Die von der Antragstellerin angemeldete Versammlung soll jeweils am ersten Mittwoch jeden Monat stattfinden. Eine erste Versammlung fand bereits am 07.09.2022 statt. Zu der Versammlung werden nach Angabe der Antragstellerin etwa 50 bis 150 Teilnehmer erwartet. Als Hilfsmittel sind u.a. Lautsprecheranlagen, Trommeln und Trillerpfeifen vorgesehen.
Am 05.10.2022 ist der höchste jüdische Feiertag: Jom Kippur, der durch die jüdische Gemeinschaft mit mehreren Gottesdiensten begangen wird, u.a. wird in der Bad Nauheimer Synagoge ab 18 Uhr ein Gottesdienst abgehalten.

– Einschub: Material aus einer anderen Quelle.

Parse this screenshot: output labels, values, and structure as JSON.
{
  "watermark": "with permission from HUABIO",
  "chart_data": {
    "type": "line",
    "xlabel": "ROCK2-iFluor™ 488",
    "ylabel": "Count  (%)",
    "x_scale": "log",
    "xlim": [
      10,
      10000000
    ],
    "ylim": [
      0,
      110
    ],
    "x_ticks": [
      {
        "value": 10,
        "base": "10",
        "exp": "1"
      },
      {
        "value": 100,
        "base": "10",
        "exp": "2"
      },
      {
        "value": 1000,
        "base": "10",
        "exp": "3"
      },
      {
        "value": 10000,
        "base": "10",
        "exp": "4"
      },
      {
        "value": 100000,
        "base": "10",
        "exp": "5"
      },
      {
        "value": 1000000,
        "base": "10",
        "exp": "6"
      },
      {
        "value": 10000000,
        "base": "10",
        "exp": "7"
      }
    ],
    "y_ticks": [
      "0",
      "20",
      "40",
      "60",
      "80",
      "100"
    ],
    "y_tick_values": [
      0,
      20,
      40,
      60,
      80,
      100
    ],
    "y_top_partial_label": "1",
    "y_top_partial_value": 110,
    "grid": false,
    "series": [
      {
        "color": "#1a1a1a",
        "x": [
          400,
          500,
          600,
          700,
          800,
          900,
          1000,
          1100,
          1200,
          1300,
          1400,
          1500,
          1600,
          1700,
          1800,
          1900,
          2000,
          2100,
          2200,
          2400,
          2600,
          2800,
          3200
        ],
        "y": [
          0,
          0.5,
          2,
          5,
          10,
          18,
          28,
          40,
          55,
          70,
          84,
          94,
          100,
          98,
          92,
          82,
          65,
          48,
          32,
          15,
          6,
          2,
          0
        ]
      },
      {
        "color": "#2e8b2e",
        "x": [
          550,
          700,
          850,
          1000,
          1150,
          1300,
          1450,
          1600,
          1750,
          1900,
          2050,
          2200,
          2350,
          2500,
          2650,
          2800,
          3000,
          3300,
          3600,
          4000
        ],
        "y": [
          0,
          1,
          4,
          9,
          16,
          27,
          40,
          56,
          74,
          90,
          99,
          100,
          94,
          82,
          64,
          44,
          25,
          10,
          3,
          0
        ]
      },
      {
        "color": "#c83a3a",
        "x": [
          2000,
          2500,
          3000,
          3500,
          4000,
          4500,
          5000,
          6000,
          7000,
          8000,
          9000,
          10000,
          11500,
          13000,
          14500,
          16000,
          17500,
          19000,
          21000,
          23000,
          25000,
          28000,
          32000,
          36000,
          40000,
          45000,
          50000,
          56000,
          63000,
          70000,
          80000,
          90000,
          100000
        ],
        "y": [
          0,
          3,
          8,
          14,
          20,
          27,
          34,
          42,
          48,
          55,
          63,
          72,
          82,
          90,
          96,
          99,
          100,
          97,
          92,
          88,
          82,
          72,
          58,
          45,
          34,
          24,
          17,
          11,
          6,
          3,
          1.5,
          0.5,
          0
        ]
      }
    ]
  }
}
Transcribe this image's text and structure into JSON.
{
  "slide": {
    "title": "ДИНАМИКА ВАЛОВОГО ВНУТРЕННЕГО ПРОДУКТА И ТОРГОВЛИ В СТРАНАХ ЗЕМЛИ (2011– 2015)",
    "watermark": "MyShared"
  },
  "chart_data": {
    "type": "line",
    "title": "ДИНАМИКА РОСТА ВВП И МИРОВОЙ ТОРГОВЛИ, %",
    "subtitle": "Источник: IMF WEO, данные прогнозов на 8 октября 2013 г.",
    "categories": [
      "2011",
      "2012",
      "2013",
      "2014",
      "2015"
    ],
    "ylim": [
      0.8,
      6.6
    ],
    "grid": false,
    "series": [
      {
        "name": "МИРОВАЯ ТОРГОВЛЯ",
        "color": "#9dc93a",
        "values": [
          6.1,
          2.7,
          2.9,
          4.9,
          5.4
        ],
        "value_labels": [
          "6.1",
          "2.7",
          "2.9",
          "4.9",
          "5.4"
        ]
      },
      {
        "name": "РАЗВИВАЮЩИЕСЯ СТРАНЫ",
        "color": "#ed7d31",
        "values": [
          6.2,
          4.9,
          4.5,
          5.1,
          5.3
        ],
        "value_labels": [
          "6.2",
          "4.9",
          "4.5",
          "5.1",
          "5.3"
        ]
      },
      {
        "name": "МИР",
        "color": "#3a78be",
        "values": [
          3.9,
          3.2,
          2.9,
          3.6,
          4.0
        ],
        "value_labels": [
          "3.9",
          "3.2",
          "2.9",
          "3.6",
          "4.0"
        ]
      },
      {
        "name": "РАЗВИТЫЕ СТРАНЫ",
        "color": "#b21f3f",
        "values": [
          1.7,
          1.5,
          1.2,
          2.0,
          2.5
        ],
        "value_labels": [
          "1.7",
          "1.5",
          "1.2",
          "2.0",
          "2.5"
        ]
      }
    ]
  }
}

Die Stadt Bad Nauheim gab der Antragstellerin in ihrem Bescheid vom 22.09.2022 auf, die Versammlung zeitlich zu verlegen auf einen anderen Termin in dem Zeitraum vom 06. bis zum 31.10.2022. Dies begründete sie mit befürchteten Gefahren und Konfliktpotenzial auf Grund des jüdischen Feiertages. Die Versammlungsroute verlaufe durch die Innenstadt, in der sich auch die Bad Nauheimer Synagoge befinde, und dies führe zu einer erheblichen Störung der öffentlichen Ordnung. Die angemeldete Versammlung stelle eine Herabwürdigung und Despektierlichkeit des jüdischen Feiertages dar.

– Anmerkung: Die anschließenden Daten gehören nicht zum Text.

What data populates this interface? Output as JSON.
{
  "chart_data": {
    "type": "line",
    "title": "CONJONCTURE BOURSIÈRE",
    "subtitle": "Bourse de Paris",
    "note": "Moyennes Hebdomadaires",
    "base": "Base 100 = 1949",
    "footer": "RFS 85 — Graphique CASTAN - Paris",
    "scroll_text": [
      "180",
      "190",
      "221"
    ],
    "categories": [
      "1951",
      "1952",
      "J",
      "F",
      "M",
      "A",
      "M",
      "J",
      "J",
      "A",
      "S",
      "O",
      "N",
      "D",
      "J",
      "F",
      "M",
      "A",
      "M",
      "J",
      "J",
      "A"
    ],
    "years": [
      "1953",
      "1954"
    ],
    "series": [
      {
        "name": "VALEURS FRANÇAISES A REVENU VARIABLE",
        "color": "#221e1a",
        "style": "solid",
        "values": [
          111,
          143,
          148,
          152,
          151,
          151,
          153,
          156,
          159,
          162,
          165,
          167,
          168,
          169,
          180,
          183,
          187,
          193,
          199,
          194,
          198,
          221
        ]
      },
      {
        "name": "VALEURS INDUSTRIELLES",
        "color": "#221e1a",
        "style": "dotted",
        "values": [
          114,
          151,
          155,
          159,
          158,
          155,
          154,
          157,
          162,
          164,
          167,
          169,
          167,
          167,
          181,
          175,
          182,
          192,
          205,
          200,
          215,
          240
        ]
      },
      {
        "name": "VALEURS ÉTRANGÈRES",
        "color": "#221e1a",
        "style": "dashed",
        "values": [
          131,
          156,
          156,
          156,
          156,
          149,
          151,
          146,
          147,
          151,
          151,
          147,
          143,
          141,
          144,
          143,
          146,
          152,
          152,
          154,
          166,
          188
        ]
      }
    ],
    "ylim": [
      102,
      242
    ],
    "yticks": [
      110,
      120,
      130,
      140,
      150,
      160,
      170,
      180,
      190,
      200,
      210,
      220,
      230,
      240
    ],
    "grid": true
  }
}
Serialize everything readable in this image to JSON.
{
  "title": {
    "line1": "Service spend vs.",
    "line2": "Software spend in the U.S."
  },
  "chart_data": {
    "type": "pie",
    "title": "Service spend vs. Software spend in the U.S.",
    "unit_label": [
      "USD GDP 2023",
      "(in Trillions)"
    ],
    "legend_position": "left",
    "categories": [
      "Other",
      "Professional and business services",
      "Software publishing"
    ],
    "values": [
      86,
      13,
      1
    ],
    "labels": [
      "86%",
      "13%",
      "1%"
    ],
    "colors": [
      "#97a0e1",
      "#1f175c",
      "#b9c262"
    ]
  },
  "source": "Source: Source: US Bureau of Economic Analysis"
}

Hiergegen wandte sich die Antragstellerin. Der Feiertag „Jom Kippur“ ende bereits am 05.10.2022 um 19.43 Uhr, so dass es zu ihrer ab 18.30 Uhr angemeldeten Versammlung nur eine geringe zeitliche Überschneidung gebe. Zudem könne als milderes Mittel die Strecke der Versammlung geändert werden, oder es könne ein räumlich begrenztes Trommelverbot ausgesprochen werden. Die Änderung des Versammlungstages stelle der Sache nach ein Versammlungsverbot dar.
Auch das VG geht in seiner Entscheidung davon aus, dass eine terminliche Verlegung einem Versammlungsverbot für das Datum des 05.10.2022 gleichkomme. Den befürchteten Beeinträchtigungen der öffentlichen Sicherheit und Ordnung könne mit dem milderen Mittel versammlungsrechtlicher Auflagen begegnet werden. Das VG gab der Antragstellerin in dem Beschluss entsprechend auf, mit ihrer Versammlung einen Mindestabstand von 300 m zur jüdischen Synagoge und zum jüdischen Friedhof einzuhalten und im Radius von 500 m um diese religiösen Stätten weder Lautsprecheranlagen noch Trommeln oder Trillerpfeifen zum Einsatz zu bringen.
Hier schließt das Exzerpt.